Wednesday, August 22, 2007

Time to Update

The market has continued to churn upwards on the heels of last Friday's rate cut by the Fed. We saw that many of the big financial institutions used the opportunity to add cash. The market seems to be anticipating more cuts. I'm wondering what event cause the Fed to shift their focus? I mean clearly they are looking to protect against a "credit crisis", but just a week ago, their primary focus was on inflation. We've had a few news pieces that could have driven this, whether it be Countrywide, Capital One, or BNP Paribas. I personally think Bernanke was taking heat from some of the heads of major banks and brokerage houses that were seeing their clients start to panic.

The housing and mortgage issues aren't going away, or so it seems. Many of the resets on the ARM's don't kick in for another 3 to 6 months. But by this time, the news will be already priced into stocks, as Wall Street is always looking forward. I think there will still be some nice opportunities in stocks for the rest of the year. The third year of a presidential term typically is a good one for stocks. The industries that have led the charge (oil, miners, many blue chips) were the first to drop hard when the market corrected during the past two weeks. They also appear to be the first to lead us back up.

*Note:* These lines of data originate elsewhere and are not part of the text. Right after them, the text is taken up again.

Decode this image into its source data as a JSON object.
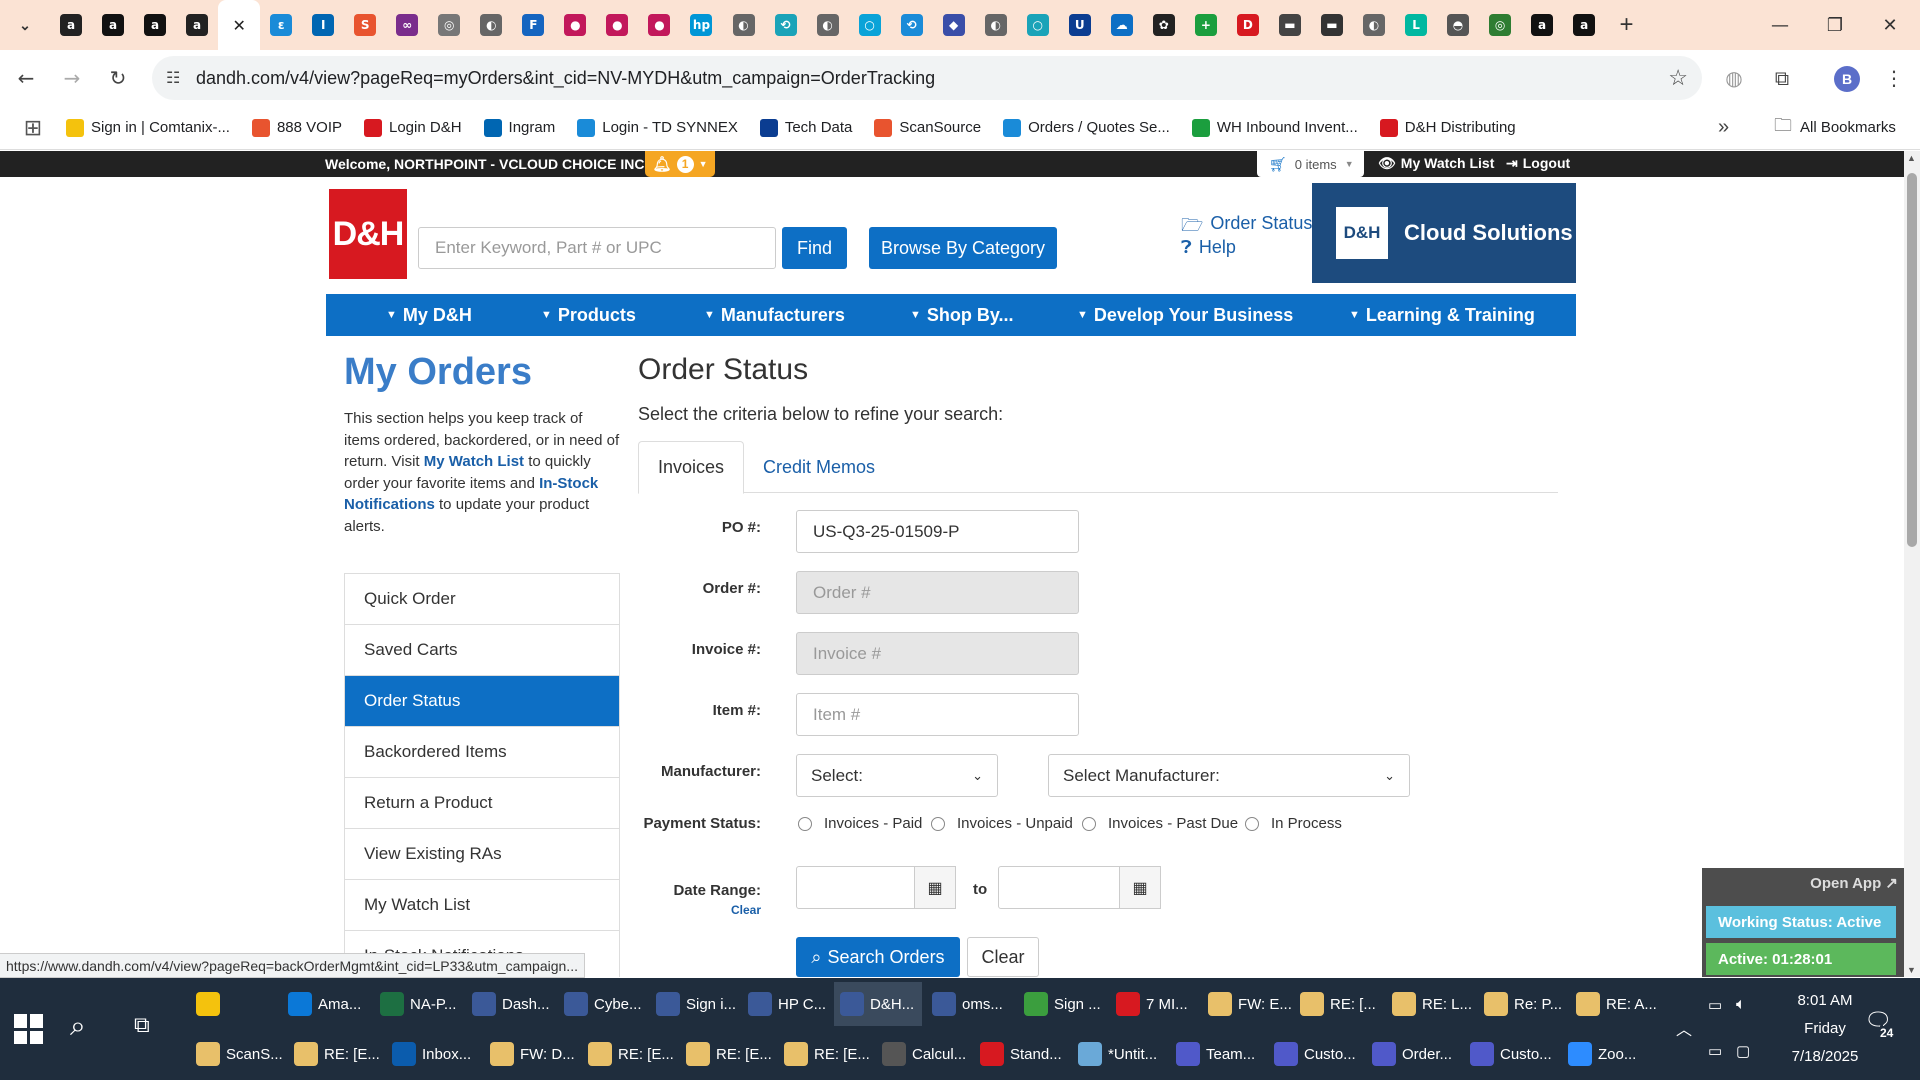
{
  "browser": {
    "url": "dandh.com/v4/view?pageReq=myOrders&int_cid=NV-MYDH&utm_campaign=OrderTracking",
    "profile_initial": "B",
    "status_url": "https://www.dandh.com/v4/view?pageReq=backOrderMgmt&int_cid=LP33&utm_campaign...",
    "tab_icons": [
      {
        "name": "amazon-a-tab-icon",
        "glyph": "a",
        "color": "#222"
      },
      {
        "name": "amazon-tab-icon",
        "glyph": "a",
        "color": "#111"
      },
      {
        "name": "amazon-tab-icon",
        "glyph": "a",
        "color": "#111"
      },
      {
        "name": "amazon-a-tab-icon",
        "glyph": "a",
        "color": "#222"
      },
      {
        "name": "dh-active-tab-icon",
        "glyph": "✕",
        "color": "#fff"
      },
      {
        "name": "ec-tab-icon",
        "glyph": "ε",
        "color": "#1a8bd8"
      },
      {
        "name": "ingram-tab-icon",
        "glyph": "I",
        "color": "#0066b2"
      },
      {
        "name": "scansource-tab-icon",
        "glyph": "S",
        "color": "#e8542f"
      },
      {
        "name": "link-tab-icon",
        "glyph": "∞",
        "color": "#7a2d8c"
      },
      {
        "name": "globe-tab-icon",
        "glyph": "◎",
        "color": "#777"
      },
      {
        "name": "globe-tab-icon",
        "glyph": "◐",
        "color": "#666"
      },
      {
        "name": "f-tab-icon",
        "glyph": "F",
        "color": "#1565c0"
      },
      {
        "name": "red-circle-tab-icon",
        "glyph": "●",
        "color": "#c2185b"
      },
      {
        "name": "red-circle-tab-icon",
        "glyph": "●",
        "color": "#c2185b"
      },
      {
        "name": "red-circle-tab-icon",
        "glyph": "●",
        "color": "#c2185b"
      },
      {
        "name": "hp-tab-icon",
        "glyph": "hp",
        "color": "#0096d6"
      },
      {
        "name": "globe-tab-icon",
        "glyph": "◐",
        "color": "#666"
      },
      {
        "name": "sync-tab-icon",
        "glyph": "⟲",
        "color": "#1aa3b8"
      },
      {
        "name": "globe-tab-icon",
        "glyph": "◐",
        "color": "#666"
      },
      {
        "name": "circle-tab-icon",
        "glyph": "○",
        "color": "#0aa3d8"
      },
      {
        "name": "sync-tab-icon",
        "glyph": "⟲",
        "color": "#1a8bd8"
      },
      {
        "name": "shield-tab-icon",
        "glyph": "◆",
        "color": "#3a4ea8"
      },
      {
        "name": "globe-tab-icon",
        "glyph": "◐",
        "color": "#666"
      },
      {
        "name": "circle-tab-icon",
        "glyph": "○",
        "color": "#1aa3b8"
      },
      {
        "name": "u-tab-icon",
        "glyph": "U",
        "color": "#0b3d91"
      },
      {
        "name": "cloud-tab-icon",
        "glyph": "☁",
        "color": "#0d6fc5"
      },
      {
        "name": "openai-tab-icon",
        "glyph": "✿",
        "color": "#222"
      },
      {
        "name": "plus-green-tab-icon",
        "glyph": "+",
        "color": "#1b9e3e"
      },
      {
        "name": "dh-tab-icon",
        "glyph": "D",
        "color": "#d71920"
      },
      {
        "name": "boat-tab-icon",
        "glyph": "▬",
        "color": "#444"
      },
      {
        "name": "ship-tab-icon",
        "glyph": "▬",
        "color": "#333"
      },
      {
        "name": "globe-tab-icon",
        "glyph": "◐",
        "color": "#666"
      },
      {
        "name": "logi-tab-icon",
        "glyph": "L",
        "color": "#00b8a0"
      },
      {
        "name": "car-tab-icon",
        "glyph": "◓",
        "color": "#555"
      },
      {
        "name": "circle-tab-icon",
        "glyph": "◎",
        "color": "#2e7d32"
      },
      {
        "name": "amazon-tab-icon",
        "glyph": "a",
        "color": "#111"
      },
      {
        "name": "amazon-tab-icon",
        "glyph": "a",
        "color": "#111"
      }
    ]
  },
  "bookmarks": {
    "items": [
      {
        "label": "Sign in | Comtanix-...",
        "color": "#f4c20d"
      },
      {
        "label": "888 VOIP",
        "color": "#e8542f"
      },
      {
        "label": "Login D&H",
        "color": "#d71920"
      },
      {
        "label": "Ingram",
        "color": "#0066b2"
      },
      {
        "label": "Login - TD SYNNEX",
        "color": "#1a8bd8"
      },
      {
        "label": "Tech Data",
        "color": "#0b3d91"
      },
      {
        "label": "ScanSource",
        "color": "#e8542f"
      },
      {
        "label": "Orders / Quotes Se...",
        "color": "#1a8bd8"
      },
      {
        "label": "WH Inbound Invent...",
        "color": "#1b9e3e"
      },
      {
        "label": "D&H Distributing",
        "color": "#d71920"
      }
    ],
    "all_label": "All Bookmarks"
  },
  "site": {
    "welcome": "Welcome, NORTHPOINT - VCLOUD CHOICE INC",
    "notif_count": "1",
    "cart": "0 items",
    "watch_list": "My Watch List",
    "logout": "Logout",
    "logo_text": "D&H",
    "search_placeholder": "Enter Keyword, Part # or UPC",
    "find": "Find",
    "browse": "Browse By Category",
    "order_status_link": "Order Status",
    "help": "Help",
    "cloud_banner": "Cloud Solutions",
    "nav": [
      "My D&H",
      "Products",
      "Manufacturers",
      "Shop By...",
      "Develop Your Business",
      "Learning & Training"
    ]
  },
  "left": {
    "title": "My Orders",
    "intro_1": "This section helps you keep track of items ordered, backordered, or in need of return. Visit ",
    "intro_link1": "My Watch List",
    "intro_2": " to quickly order your favorite items and ",
    "intro_link2": "In-Stock Notifications",
    "intro_3": " to update your product alerts.",
    "menu": [
      "Quick Order",
      "Saved Carts",
      "Order Status",
      "Backordered Items",
      "Return a Product",
      "View Existing RAs",
      "My Watch List",
      "In-Stock Notifications"
    ]
  },
  "form": {
    "title": "Order Status",
    "subtitle": "Select the criteria below to refine your search:",
    "tabs": [
      "Invoices",
      "Credit Memos"
    ],
    "po_label": "PO #:",
    "po_value": "US-Q3-25-01509-P",
    "order_label": "Order #:",
    "order_ph": "Order #",
    "invoice_label": "Invoice #:",
    "invoice_ph": "Invoice #",
    "item_label": "Item #:",
    "item_ph": "Item #",
    "mfr_label": "Manufacturer:",
    "mfr_select1": "Select:",
    "mfr_select2": "Select Manufacturer:",
    "pay_label": "Payment Status:",
    "pay_options": [
      "Invoices - Paid",
      "Invoices - Unpaid",
      "Invoices - Past Due",
      "In Process"
    ],
    "date_label": "Date Range:",
    "date_clear": "Clear",
    "to": "to",
    "search_btn": "Search Orders",
    "clear_btn": "Clear"
  },
  "widget": {
    "open_app": "Open App ↗",
    "working_status": "Working Status: Active",
    "active_time": "Active: 01:28:01"
  },
  "taskbar": {
    "row1": [
      {
        "label": "",
        "color": "#f4c20d",
        "name": "file-explorer-task"
      },
      {
        "label": "Ama...",
        "color": "#0b78d7",
        "name": "edge-amazon-task"
      },
      {
        "label": "NA-P...",
        "color": "#1d6f42",
        "name": "excel-task"
      },
      {
        "label": "Dash...",
        "color": "#3b5998",
        "name": "chrome-dash-task"
      },
      {
        "label": "Cybe...",
        "color": "#3b5998",
        "name": "chrome-cyber-task"
      },
      {
        "label": "Sign i...",
        "color": "#3b5998",
        "name": "chrome-signin-task"
      },
      {
        "label": "HP C...",
        "color": "#3b5998",
        "name": "chrome-hp-task"
      },
      {
        "label": "D&H...",
        "color": "#3b5998",
        "name": "chrome-dh-task"
      },
      {
        "label": "oms...",
        "color": "#3b5998",
        "name": "chrome-oms-task"
      },
      {
        "label": "Sign ...",
        "color": "#3b9e3e",
        "name": "chrome-sign-task"
      },
      {
        "label": "7 MI...",
        "color": "#d71920",
        "name": "chrome-7mi-task"
      },
      {
        "label": "FW: E...",
        "color": "#e8c06a",
        "name": "mail-fw-e-task"
      },
      {
        "label": "RE: [...",
        "color": "#e8c06a",
        "name": "mail-re-task"
      },
      {
        "label": "RE: L...",
        "color": "#e8c06a",
        "name": "mail-re-l-task"
      },
      {
        "label": "Re: P...",
        "color": "#e8c06a",
        "name": "mail-re-p-task"
      },
      {
        "label": "RE: A...",
        "color": "#e8c06a",
        "name": "mail-re-a-task"
      }
    ],
    "row2": [
      {
        "label": "ScanS...",
        "color": "#e8c06a",
        "name": "mail-scans-task"
      },
      {
        "label": "RE: [E...",
        "color": "#e8c06a",
        "name": "mail-re-e1-task"
      },
      {
        "label": "Inbox...",
        "color": "#0b5cad",
        "name": "outlook-inbox-task"
      },
      {
        "label": "FW: D...",
        "color": "#e8c06a",
        "name": "mail-fw-d-task"
      },
      {
        "label": "RE: [E...",
        "color": "#e8c06a",
        "name": "mail-re-e2-task"
      },
      {
        "label": "RE: [E...",
        "color": "#e8c06a",
        "name": "mail-re-e3-task"
      },
      {
        "label": "RE: [E...",
        "color": "#e8c06a",
        "name": "mail-re-e4-task"
      },
      {
        "label": "Calcul...",
        "color": "#555",
        "name": "calculator-task"
      },
      {
        "label": "Stand...",
        "color": "#d71920",
        "name": "pdf-stand-task"
      },
      {
        "label": "*Untit...",
        "color": "#6aa9d8",
        "name": "notepad-untitled-task"
      },
      {
        "label": "Team...",
        "color": "#5059c9",
        "name": "teams-task"
      },
      {
        "label": "Custo...",
        "color": "#5059c9",
        "name": "teams-custo-task"
      },
      {
        "label": "Order...",
        "color": "#5059c9",
        "name": "teams-order-task"
      },
      {
        "label": "Custo...",
        "color": "#5059c9",
        "name": "teams-custo2-task"
      },
      {
        "label": "Zoo...",
        "color": "#2d8cff",
        "name": "zoom-task"
      }
    ],
    "time": "8:01 AM",
    "day": "Friday",
    "date": "7/18/2025",
    "notif_badge": "24"
  }
}
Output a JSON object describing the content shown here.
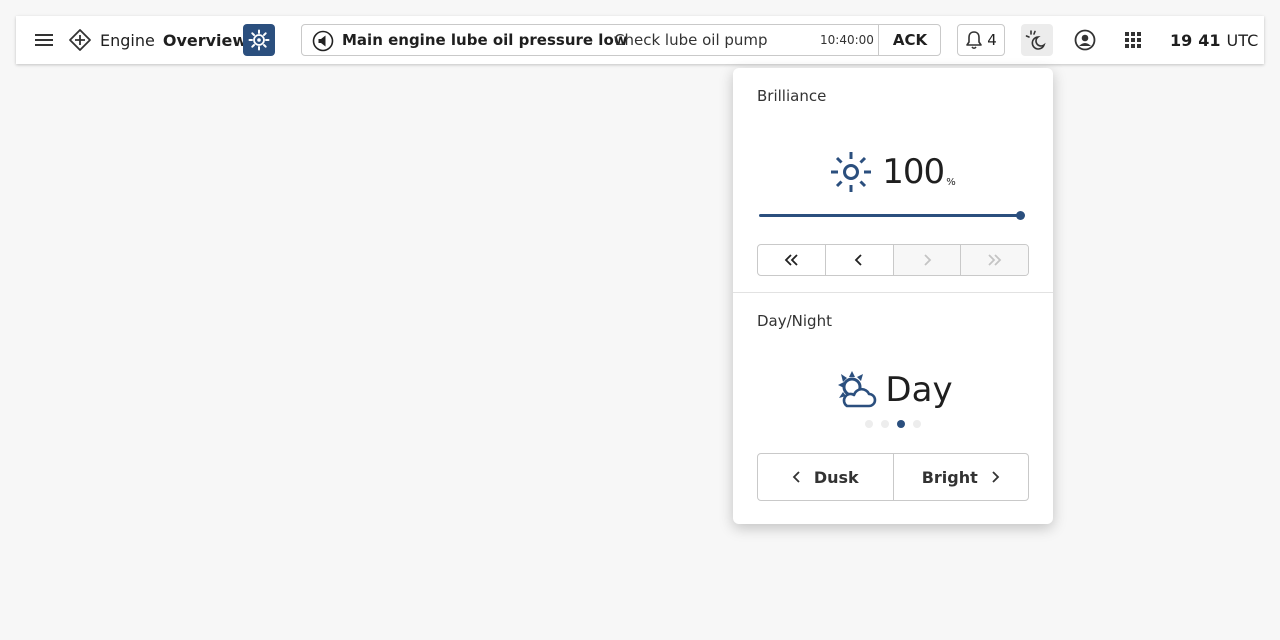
{
  "header": {
    "title_part1": "Engine",
    "title_part2": "Overview",
    "accent_color": "#2b4f7e"
  },
  "alert": {
    "title": "Main engine lube oil pressure low",
    "message": "Check lube oil pump",
    "time": "10:40:00",
    "ack_label": "ACK",
    "icon": "alert-speaker-icon"
  },
  "notifications": {
    "count": "4",
    "icon": "bell-icon"
  },
  "clock": {
    "hours": "19",
    "minutes": "41",
    "zone": "UTC"
  },
  "brilliance_panel": {
    "title": "Brilliance",
    "value": "100",
    "unit": "%",
    "slider_level_percent": 100,
    "stepper_states": [
      "enabled",
      "enabled",
      "disabled",
      "disabled"
    ],
    "icons": [
      "double-chevron-left-icon",
      "chevron-left-icon",
      "chevron-right-icon",
      "double-chevron-right-icon"
    ]
  },
  "daynight_panel": {
    "title": "Day/Night",
    "mode": "Day",
    "mode_index": 2,
    "mode_count": 4,
    "prev_label": "Dusk",
    "next_label": "Bright"
  }
}
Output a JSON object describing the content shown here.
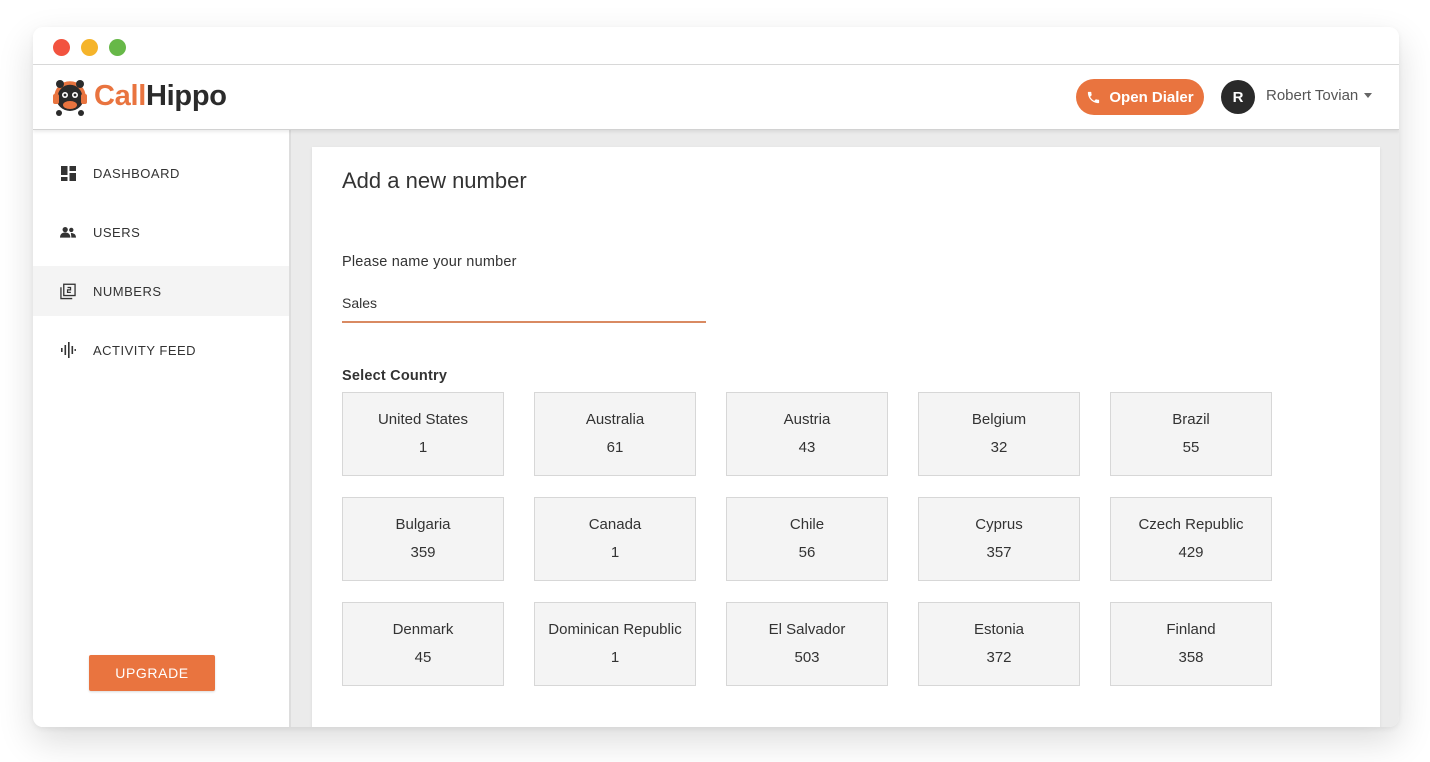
{
  "app": {
    "brand_call": "Call",
    "brand_hippo": "Hippo"
  },
  "header": {
    "dialer_label": "Open Dialer",
    "user_initial": "R",
    "user_name": "Robert Tovian"
  },
  "sidebar": {
    "items": [
      {
        "label": "DASHBOARD",
        "icon": "dashboard-icon"
      },
      {
        "label": "USERS",
        "icon": "users-icon"
      },
      {
        "label": "NUMBERS",
        "icon": "numbers-icon",
        "active": true
      },
      {
        "label": "ACTIVITY FEED",
        "icon": "activity-icon"
      }
    ],
    "upgrade_label": "UPGRADE"
  },
  "main": {
    "title": "Add a new number",
    "name_label": "Please name your number",
    "name_value": "Sales",
    "country_label": "Select Country",
    "countries": [
      {
        "name": "United States",
        "code": "1"
      },
      {
        "name": "Australia",
        "code": "61"
      },
      {
        "name": "Austria",
        "code": "43"
      },
      {
        "name": "Belgium",
        "code": "32"
      },
      {
        "name": "Brazil",
        "code": "55"
      },
      {
        "name": "Bulgaria",
        "code": "359"
      },
      {
        "name": "Canada",
        "code": "1"
      },
      {
        "name": "Chile",
        "code": "56"
      },
      {
        "name": "Cyprus",
        "code": "357"
      },
      {
        "name": "Czech Republic",
        "code": "429"
      },
      {
        "name": "Denmark",
        "code": "45"
      },
      {
        "name": "Dominican Republic",
        "code": "1"
      },
      {
        "name": "El Salvador",
        "code": "503"
      },
      {
        "name": "Estonia",
        "code": "372"
      },
      {
        "name": "Finland",
        "code": "358"
      }
    ]
  },
  "colors": {
    "accent": "#e9743f",
    "dark": "#2b2b2b",
    "tile_bg": "#f4f4f4"
  }
}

We will see more uneasiness in trading, as I don't see an end to the panic type news headlines coming out of the financial sector. But they shouldn't be enough to drive us into a recession, at least not yet. If it gets worse, that could become the case. For now, I think investors should take some prudent risks, but limit their overall exposure to this market. I've advocated using short ETF's to limit exposure, and they have worked well for me. I don't see now as a time to abandon your favorite stocks or funds. Although you may want to cut back a little, especially if you've been in sectors that have experienced volatility, and if they are causing you to much stress.